I pack the tent. All hope of trying to dry it abandoned and the hope of drying it in a room at Arvidsjaura the one thing that keeps me from moaning at no one. I catch myself talking to myself!
‘We need to get the next 16km done and then get inside where it’s warm and eat, but there is no we is there matey boy cos you… DONT EXIST?!’
Tent away, breakfast already gone and bag packed. I hit the road with a loud ‘I’m on the road agaieeeen’ and start the downhill…
The downhill was short lived. It’s uphill for the next 3km. I walk, mimicking the hardest fell runners I’ve seen. Hands tucked behind my buttocks and back straight. A car pulls up ahead.
‘What’s this dude doing? Maybe a pee break? In the rain too.’
A fella pops out. Baseball cap on head, white hair coming out of the sides and a short white beard. ‘Morn’ I shout out and ‘morning’ is reply. I reach him and he asks if I’d like a lift to Arvidsjaura. He’d seen me as he was driving south, turned around and headed back to offer me a lift. I explain that for me, my challenge will end when I take a lift from anyone, thank him repeatedly for his incredible kindness and bid him good day. He smiles a knowing smile, get in his car with his three huskies and turns on the engine. I start to run again since it’s downhill and here his car turn around and start to drive passed. I wave at him, a huge grin on my face from his kindness.
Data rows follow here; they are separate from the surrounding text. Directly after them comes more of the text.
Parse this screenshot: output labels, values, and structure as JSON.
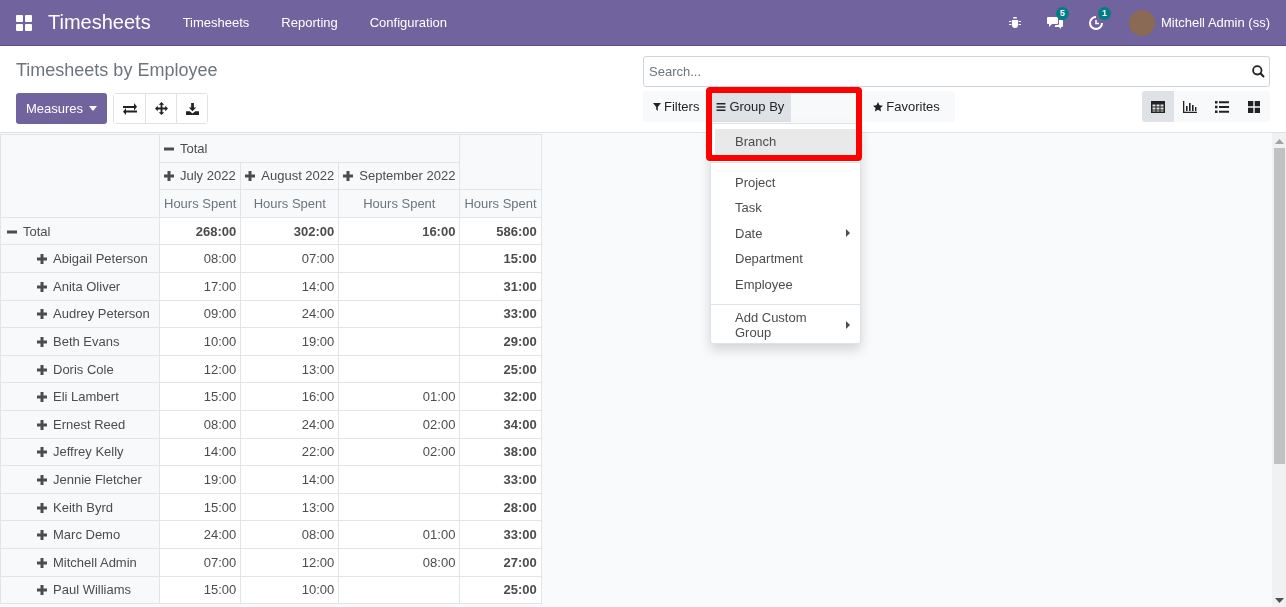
{
  "navbar": {
    "app_title": "Timesheets",
    "menus": [
      "Timesheets",
      "Reporting",
      "Configuration"
    ],
    "messages_badge": "5",
    "activities_badge": "1",
    "user": "Mitchell Admin (ss)"
  },
  "control_panel": {
    "title": "Timesheets by Employee",
    "measures_button": "Measures",
    "search": {
      "placeholder": "Search..."
    },
    "search_options": [
      {
        "kind": "filter",
        "label": "Filters",
        "selected": false
      },
      {
        "kind": "groupby",
        "label": "Group By",
        "selected": true
      },
      {
        "kind": "favorite",
        "label": "Favorites",
        "selected": false
      }
    ],
    "views": [
      {
        "kind": "pivot",
        "selected": true
      },
      {
        "kind": "graph",
        "selected": false
      },
      {
        "kind": "list",
        "selected": false
      },
      {
        "kind": "kanban",
        "selected": false
      }
    ]
  },
  "group_by_menu": {
    "groups": [
      [
        {
          "label": "Branch",
          "selected": true,
          "has_submenu": false
        }
      ],
      [
        {
          "label": "Project",
          "selected": false,
          "has_submenu": false
        },
        {
          "label": "Task",
          "selected": false,
          "has_submenu": false
        },
        {
          "label": "Date",
          "selected": false,
          "has_submenu": true
        },
        {
          "label": "Department",
          "selected": false,
          "has_submenu": false
        },
        {
          "label": "Employee",
          "selected": false,
          "has_submenu": false
        }
      ],
      [
        {
          "label": "Add Custom Group",
          "selected": false,
          "has_submenu": true
        }
      ]
    ]
  },
  "pivot": {
    "column_total": {
      "label": "Total",
      "expanded": true
    },
    "columns": [
      {
        "label": "July 2022",
        "expanded": false
      },
      {
        "label": "August 2022",
        "expanded": false
      },
      {
        "label": "September 2022",
        "expanded": false
      }
    ],
    "measure_headers": [
      "Hours Spent",
      "Hours Spent",
      "Hours Spent",
      "Hours Spent"
    ],
    "total_row": {
      "label": "Total",
      "expanded": true,
      "july_2022": "268:00",
      "august_2022": "302:00",
      "september_2022": "16:00",
      "total": "586:00"
    },
    "rows": [
      {
        "label": "Abigail Peterson",
        "expanded": false,
        "july_2022": "08:00",
        "august_2022": "07:00",
        "total": "15:00"
      },
      {
        "label": "Anita Oliver",
        "expanded": false,
        "july_2022": "17:00",
        "august_2022": "14:00",
        "total": "31:00"
      },
      {
        "label": "Audrey Peterson",
        "expanded": false,
        "july_2022": "09:00",
        "august_2022": "24:00",
        "total": "33:00"
      },
      {
        "label": "Beth Evans",
        "expanded": false,
        "july_2022": "10:00",
        "august_2022": "19:00",
        "total": "29:00"
      },
      {
        "label": "Doris Cole",
        "expanded": false,
        "july_2022": "12:00",
        "august_2022": "13:00",
        "total": "25:00"
      },
      {
        "label": "Eli Lambert",
        "expanded": false,
        "july_2022": "15:00",
        "august_2022": "16:00",
        "september_2022": "01:00",
        "total": "32:00"
      },
      {
        "label": "Ernest Reed",
        "expanded": false,
        "july_2022": "08:00",
        "august_2022": "24:00",
        "september_2022": "02:00",
        "total": "34:00"
      },
      {
        "label": "Jeffrey Kelly",
        "expanded": false,
        "july_2022": "14:00",
        "august_2022": "22:00",
        "september_2022": "02:00",
        "total": "38:00"
      },
      {
        "label": "Jennie Fletcher",
        "expanded": false,
        "july_2022": "19:00",
        "august_2022": "14:00",
        "total": "33:00"
      },
      {
        "label": "Keith Byrd",
        "expanded": false,
        "july_2022": "15:00",
        "august_2022": "13:00",
        "total": "28:00"
      },
      {
        "label": "Marc Demo",
        "expanded": false,
        "july_2022": "24:00",
        "august_2022": "08:00",
        "september_2022": "01:00",
        "total": "33:00"
      },
      {
        "label": "Mitchell Admin",
        "expanded": false,
        "july_2022": "07:00",
        "august_2022": "12:00",
        "september_2022": "08:00",
        "total": "27:00"
      },
      {
        "label": "Paul Williams",
        "expanded": false,
        "july_2022": "15:00",
        "august_2022": "10:00",
        "total": "25:00"
      }
    ]
  }
}
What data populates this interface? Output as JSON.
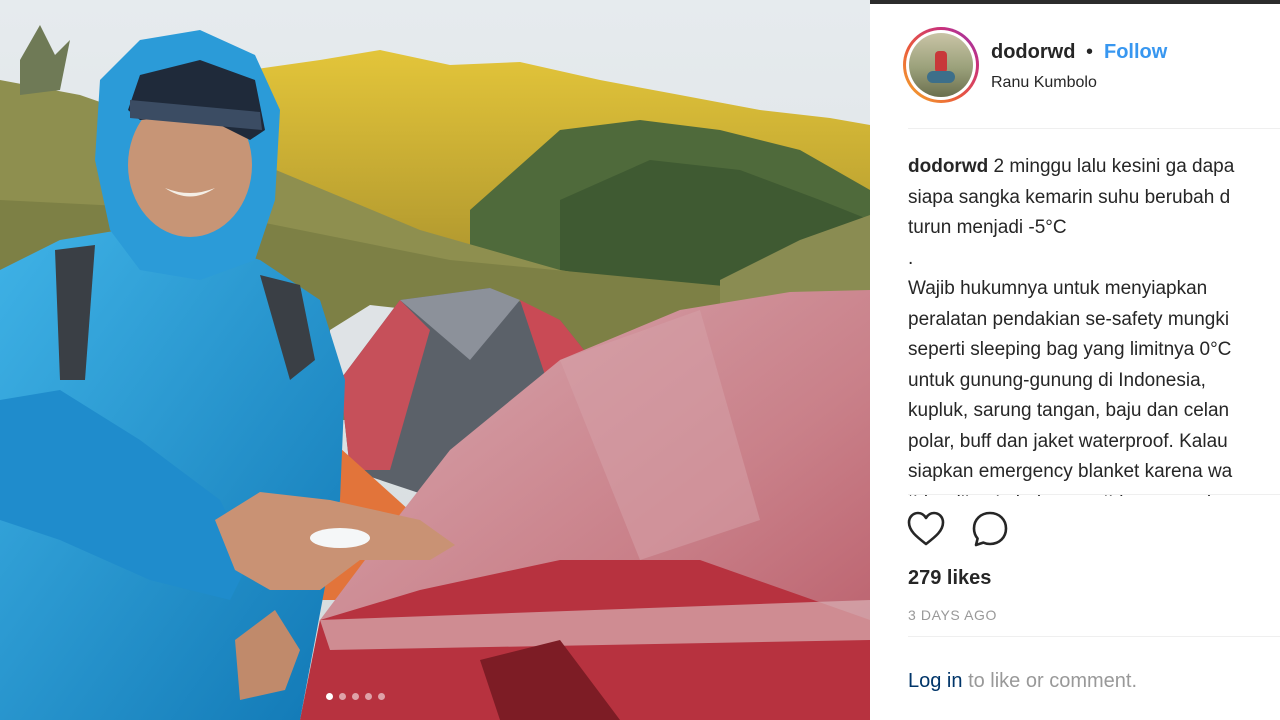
{
  "post": {
    "username": "dodorwd",
    "separator": "•",
    "follow_label": "Follow",
    "location": "Ranu Kumbolo",
    "caption_lines": [
      "2 minggu lalu kesini ga dapa",
      "siapa sangka kemarin suhu berubah d",
      "turun menjadi -5°C",
      ".",
      "Wajib hukumnya untuk menyiapkan",
      "peralatan pendakian se-safety mungki",
      "seperti sleeping bag yang limitnya 0°C",
      "untuk gunung-gunung di Indonesia,",
      "kupluk, sarung tangan, baju dan celan",
      "polar, buff dan jaket waterproof. Kalau",
      "siapkan emergency blanket karena wa",
      "tidur dijamin bukannya tidur nyenyak"
    ],
    "likes": "279 likes",
    "timestamp": "3 DAYS AGO",
    "login_link": "Log in",
    "login_rest": "to like or comment."
  },
  "carousel": {
    "count": 5,
    "active_index": 0
  },
  "icons": {
    "like": "heart-icon",
    "comment": "comment-icon"
  },
  "colors": {
    "follow": "#3897f0",
    "muted": "#999999",
    "text": "#262626",
    "link": "#003569"
  }
}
He waves and honks his horn, vanishing into the mist created by the fine rain. I want to buy him a drink to say thanks, except I’m likely never to see him again. His kindness seems to give me the boost I need and I run some more. I pass Akavarre, I see a sign for Arvidsjaura and know I’m not far. Phone out…
A signal. Time to book a hotel or hostel room. First port of call is the shop for food. Then to check in and finally, eat, sort and plan.
That’s where the day ends. I’m likely to eat food, have a sauna, a wash, dry everything that got wet and sit planning my route south. I have a hankering after the sea.